‘Mülteci krizi’ ifadesi yaygın şekilde tedavülde. Oysa kriz konusu olan, hayatlarını kurtarmak için yerlerini, yurtlarını terk edip yollara düşen mülteciler değil, onlara gözlerini yuman insanlık âlemi… Bu ‘insanlık krizi’, siyaseti ve toplumu aşarak sanatın konusu haline geldi. Bu, iyi bir aşama mı, tartışılır?
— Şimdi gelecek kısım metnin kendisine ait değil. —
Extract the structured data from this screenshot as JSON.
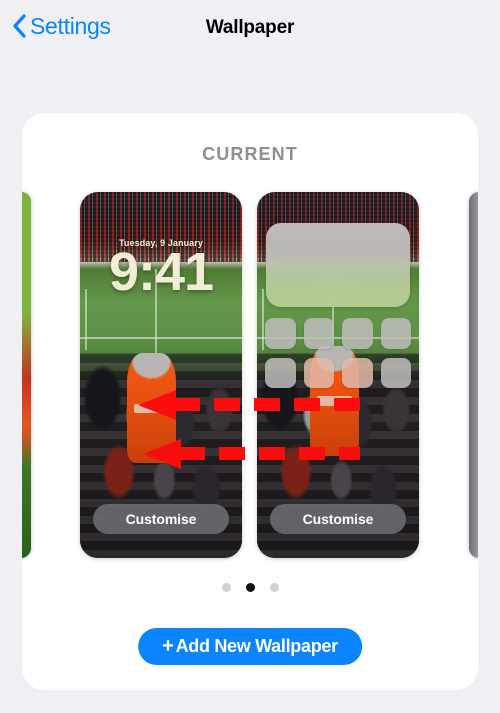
{
  "navbar": {
    "back_label": "Settings",
    "back_icon": "chevron-left-icon",
    "title": "Wallpaper"
  },
  "card": {
    "section_title": "CURRENT"
  },
  "previews": {
    "lock_screen": {
      "name": "lock-screen-preview",
      "date": "Tuesday, 9 January",
      "time": "9:41",
      "customise_label": "Customise"
    },
    "home_screen": {
      "name": "home-screen-preview",
      "customise_label": "Customise",
      "widget": "blurred-widget",
      "icon_count": 8
    },
    "neighbour_left": "nature-wallpaper-sliver",
    "neighbour_right": "grey-wallpaper-sliver"
  },
  "pagination": {
    "total": 3,
    "active_index": 1
  },
  "add_button": {
    "plus": "+",
    "label": "Add New Wallpaper"
  },
  "annotations": {
    "arrow_one": "red-arrow-pointing-left-upper",
    "arrow_two": "red-arrow-pointing-left-lower",
    "color": "#fb0d0d"
  },
  "colors": {
    "page_background": "#f0eff4",
    "card_background": "#ffffff",
    "accent_blue": "#0a84ff",
    "section_title": "#8e8e93",
    "annotation_red": "#fb0d0d"
  }
}
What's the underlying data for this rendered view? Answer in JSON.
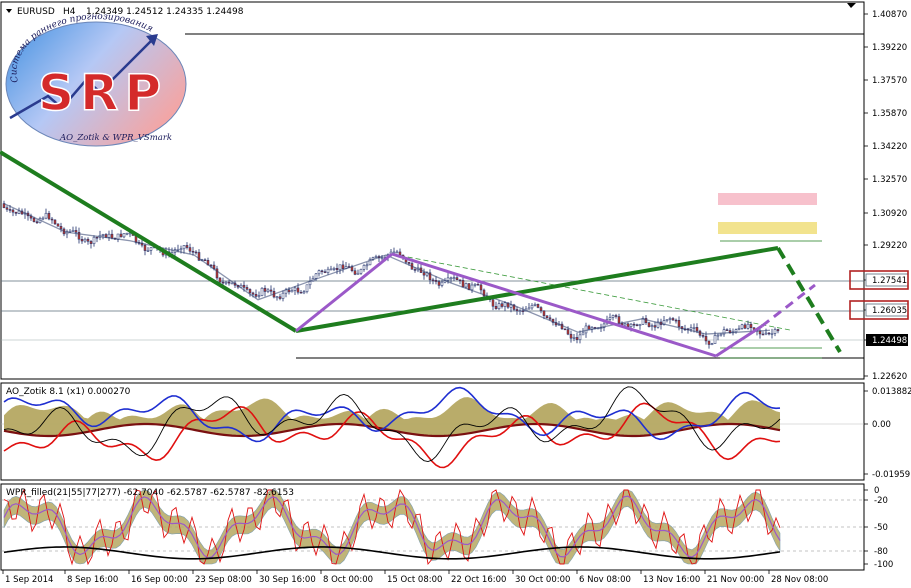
{
  "header": {
    "symbol": "EURUSD",
    "timeframe": "H4",
    "ohlc": "1.24349 1.24512 1.24335 1.24498"
  },
  "logo": {
    "big": "SRP",
    "arc_text": "Система раннего прогнозирования",
    "bottom_text": "AO_Zotik & WPR_VSmark"
  },
  "colors": {
    "trend": "#1e7d1e",
    "wave": "#9b59c8",
    "zone_pink": "#f7c1cc",
    "zone_yellow": "#f2e38e",
    "box_outline": "#b22222",
    "ao_fill": "#b5a862",
    "ao_blue": "#1f2fd1",
    "ao_red": "#e01010",
    "ao_darkred": "#7a1010"
  },
  "price_axis": {
    "ticks": [
      "1.40870",
      "1.39220",
      "1.37570",
      "1.35870",
      "1.34220",
      "1.32570",
      "1.30920",
      "1.29220",
      "1.27541",
      "1.26035",
      "1.24498",
      "1.22620"
    ],
    "boxed": [
      "1.27541",
      "1.26035"
    ],
    "current": "1.24498"
  },
  "time_axis": {
    "labels": [
      "1 Sep 2014",
      "8 Sep 16:00",
      "16 Sep 00:00",
      "23 Sep 08:00",
      "30 Sep 16:00",
      "8 Oct 00:00",
      "15 Oct 08:00",
      "22 Oct 16:00",
      "30 Oct 00:00",
      "6 Nov 08:00",
      "13 Nov 16:00",
      "21 Nov 00:00",
      "28 Nov 08:00"
    ]
  },
  "ao_panel": {
    "label": "AO_Zotik 8.1 (x1) 0.000270",
    "ticks": [
      "0.013882",
      "0.00",
      "-0.01959"
    ]
  },
  "wpr_panel": {
    "label": "WPR_filled(21|55|77|277) -62.7040 -62.5787 -62.5787 -82.6153",
    "ticks": [
      "0",
      "-20",
      "-50",
      "-80",
      "-100"
    ]
  },
  "chart_data": {
    "type": "line",
    "series": [
      {
        "name": "",
        "x": [
          "1 Sep 2014",
          "8 Sep 16:00",
          "16 Sep 00:00",
          "23 Sep 08:00",
          "30 Sep 16:00",
          "8 Oct 00:00",
          "15 Oct 08:00",
          "22 Oct 16:00",
          "30 Oct 00:00",
          "6 Nov 08:00",
          "13 Nov 16:00",
          "21 Nov 00:00",
          "28 Nov 08:00"
        ],
        "values": [
          1.3125,
          1.2975,
          1.293,
          1.2855,
          1.262,
          1.274,
          1.2855,
          1.271,
          1.259,
          1.245,
          1.252,
          1.244,
          1.246
        ]
      }
    ],
    "ylim": [
      1.222,
      1.412
    ]
  }
}
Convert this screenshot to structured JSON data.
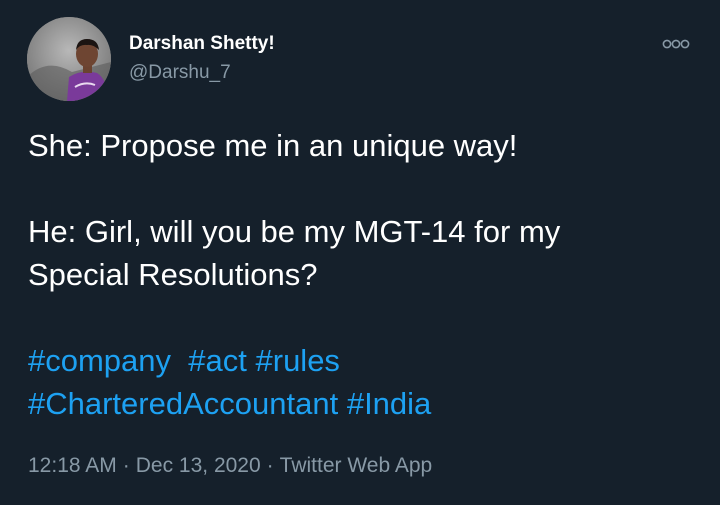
{
  "tweet": {
    "author": {
      "display_name": "Darshan Shetty!",
      "handle": "@Darshu_7",
      "avatar_icon": "profile-photo"
    },
    "more_icon": "more-options-icon",
    "text": {
      "line1": "She: Propose me in an unique way!",
      "line2": "He: Girl, will you be my MGT-14 for my",
      "line3": "Special Resolutions?"
    },
    "hashtags": {
      "company": "#company",
      "act": "#act",
      "rules": "#rules",
      "chartered": "#CharteredAccountant",
      "india": "#India"
    },
    "meta": {
      "time": "12:18 AM",
      "date": "Dec 13, 2020",
      "source": "Twitter Web App",
      "separator": "·"
    }
  },
  "colors": {
    "background": "#15202b",
    "text": "#ffffff",
    "secondary": "#8899a6",
    "link": "#1da1f2"
  }
}
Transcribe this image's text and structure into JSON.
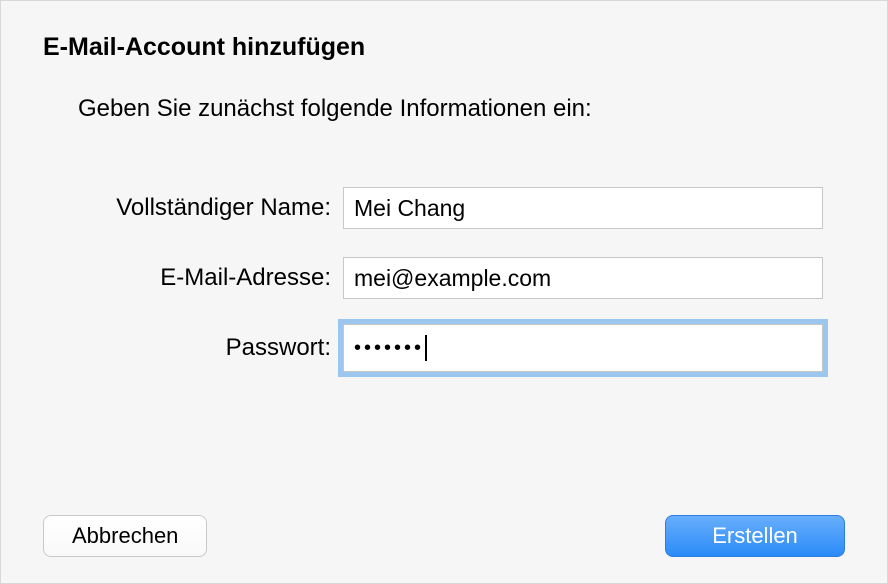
{
  "dialog": {
    "title": "E-Mail-Account hinzufügen",
    "subtitle": "Geben Sie zunächst folgende Informationen ein:"
  },
  "form": {
    "fullname_label": "Vollständiger Name:",
    "fullname_value": "Mei Chang",
    "email_label": "E-Mail-Adresse:",
    "email_value": "mei@example.com",
    "password_label": "Passwort:",
    "password_value": "•••••••"
  },
  "buttons": {
    "cancel": "Abbrechen",
    "create": "Erstellen"
  }
}
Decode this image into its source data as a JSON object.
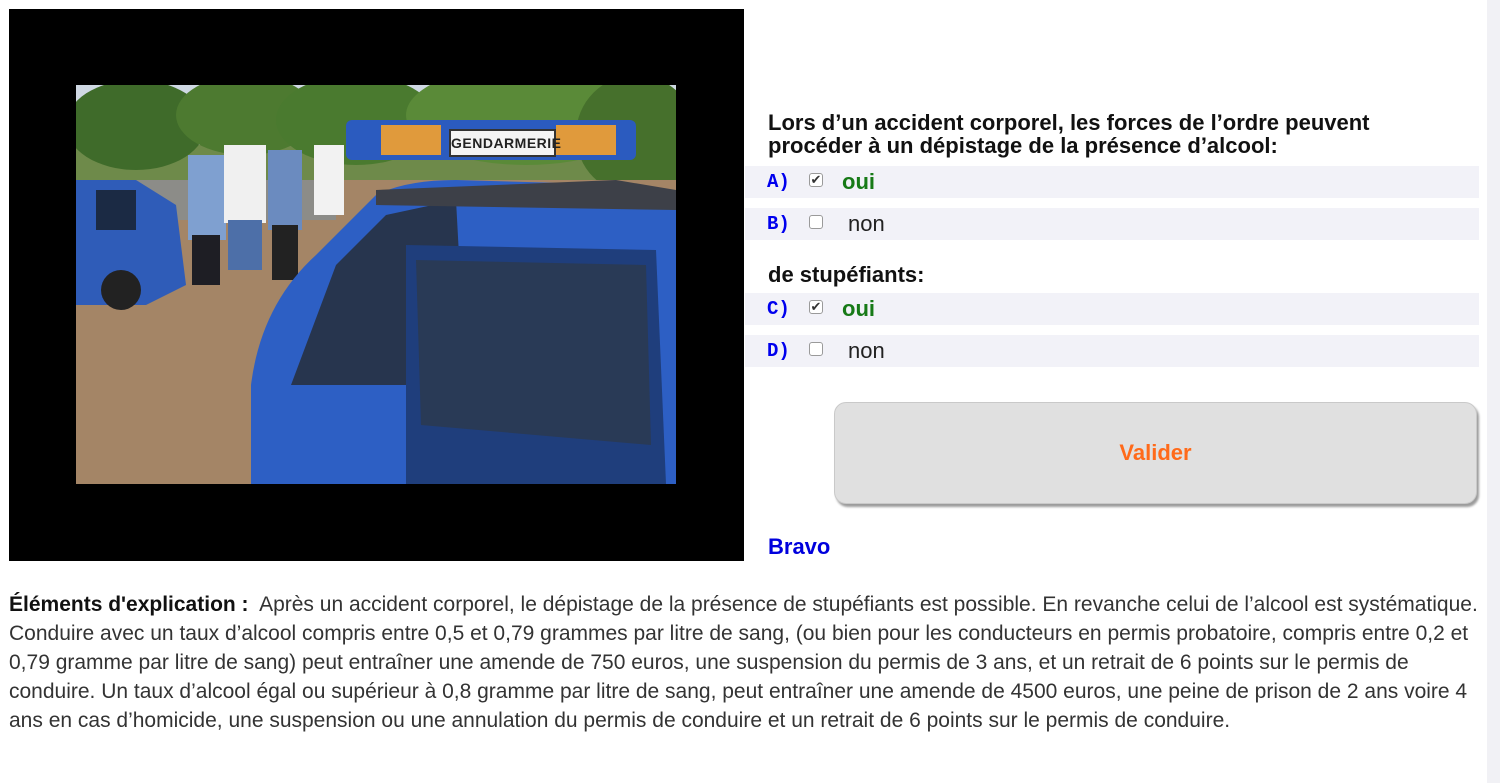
{
  "photo": {
    "sign_text": "GENDARMERIE"
  },
  "question": {
    "text": "Lors d’un accident corporel, les forces de l’ordre peuvent procéder à un dépistage de la présence d’alcool:",
    "sub_text": "de stupéfiants:"
  },
  "answers": [
    {
      "letter": "A)",
      "label": "oui",
      "checked": true,
      "check_glyph": "✔"
    },
    {
      "letter": "B)",
      "label": "non",
      "checked": false,
      "check_glyph": ""
    },
    {
      "letter": "C)",
      "label": "oui",
      "checked": true,
      "check_glyph": "✔"
    },
    {
      "letter": "D)",
      "label": "non",
      "checked": false,
      "check_glyph": ""
    }
  ],
  "validate_button": {
    "label": "Valider",
    "color": "#ff6a1a"
  },
  "feedback": {
    "text": "Bravo",
    "color": "#0000dd"
  },
  "explanation": {
    "title": "Éléments d'explication :",
    "body": "Après un accident corporel, le dépistage de la présence de stupéfiants est possible. En revanche celui de l’alcool est systématique. Conduire avec un taux d’alcool compris entre 0,5 et 0,79 grammes par litre de sang, (ou bien pour les conducteurs en permis probatoire, compris entre 0,2 et 0,79 gramme par litre de sang) peut entraîner une amende de 750 euros, une suspension du permis de 3 ans, et un retrait de 6 points sur le permis de conduire. Un taux d’alcool égal ou supérieur à 0,8 gramme par litre de sang, peut entraîner une amende de 4500 euros, une peine de prison de 2 ans voire 4 ans en cas d’homicide, une suspension ou une annulation du permis de conduire et un retrait de 6 points sur le permis de conduire."
  },
  "colors": {
    "correct_answer": "#177a17",
    "answer_letter": "#0000ee",
    "row_background": "#f2f2f8"
  }
}
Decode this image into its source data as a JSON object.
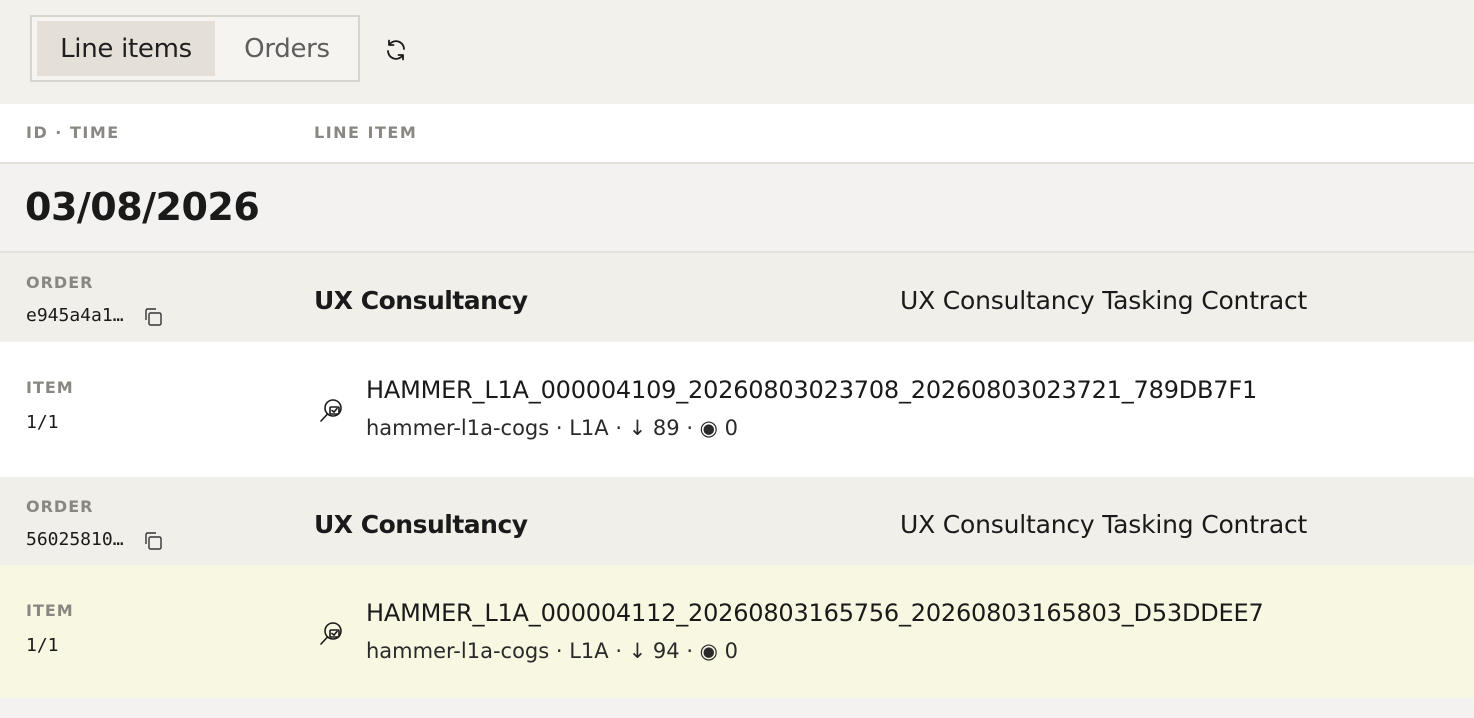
{
  "tabs": {
    "line_items": "Line items",
    "orders": "Orders"
  },
  "header": {
    "col_id_time": "ID · TIME",
    "col_line_item": "LINE ITEM"
  },
  "date_group": "03/08/2026",
  "rows": [
    {
      "order": {
        "label": "ORDER",
        "id": "e945a4a1…",
        "client": "UX Consultancy",
        "contract": "UX Consultancy Tasking Contract"
      },
      "item": {
        "label": "ITEM",
        "count": "1/1",
        "title": "HAMMER_L1A_000004109_20260803023708_20260803023721_789DB7F1",
        "meta": "hammer-l1a-cogs · L1A · ↓ 89 · ◉ 0"
      }
    },
    {
      "order": {
        "label": "ORDER",
        "id": "56025810…",
        "client": "UX Consultancy",
        "contract": "UX Consultancy Tasking Contract"
      },
      "item": {
        "label": "ITEM",
        "count": "1/1",
        "title": "HAMMER_L1A_000004112_20260803165756_20260803165803_D53DDEE7",
        "meta": "hammer-l1a-cogs · L1A · ↓ 94 · ◉ 0"
      }
    }
  ],
  "colors": {
    "selected_row": "#f8f7e1",
    "order_row": "#f1efea",
    "active_tab": "#e4e0d8"
  }
}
Ne yazık ki, çocukların ölümüne, kadınların bombalardan kaçışına reel hayatta bir çözüm üretemeyen insanlık, sanata sığınmış durumda. İsmet Özel’in ‘yaşamayı bileydim yazar mıydım hiç şiir?’ mısralarını hatırlatırcasına… Bu bir duyarlılık mı, yoksa çaresizlik mi? Ya da insanlık değerlerinin yeryüzünden silindiğinin sanatsal ifadesi mi?
‘Sanat acılardan doğar’ diyerek sanat üzerinden manevi arınma
yoluna mı gideceğiz? Ya da sahillere vuran insan bedenlerinin
istatistiğin konusu olmaktan çıkıp, sanata mevzu olmasını bir umut
ışığı olarak mı değerlendireceğiz? Yoksa sanat, acılarla baş
edebilmenin yolu mu?
Çinli sanatçı Ai Weiwei, Berlin’deki Konser Evi’nin sütunlarını
Yunanistan’a geçiş sırasında hayatını kaybeden mültecilere ithafen
14 bin can yeleği ile kapladı. Sütunların arasına da bir şişme bot
koyarak ‘#güvenligeçiş’ yazısını iliştirdi. Bir bakıma insanlık
krizini somutlaştırarak önümüze koydu. Masum bir bebeğin sahilde
uzanmış bedeninden etkilenmeyen vicdanlar bakalım, bu sanat
gösterisinden etkilenecek mi?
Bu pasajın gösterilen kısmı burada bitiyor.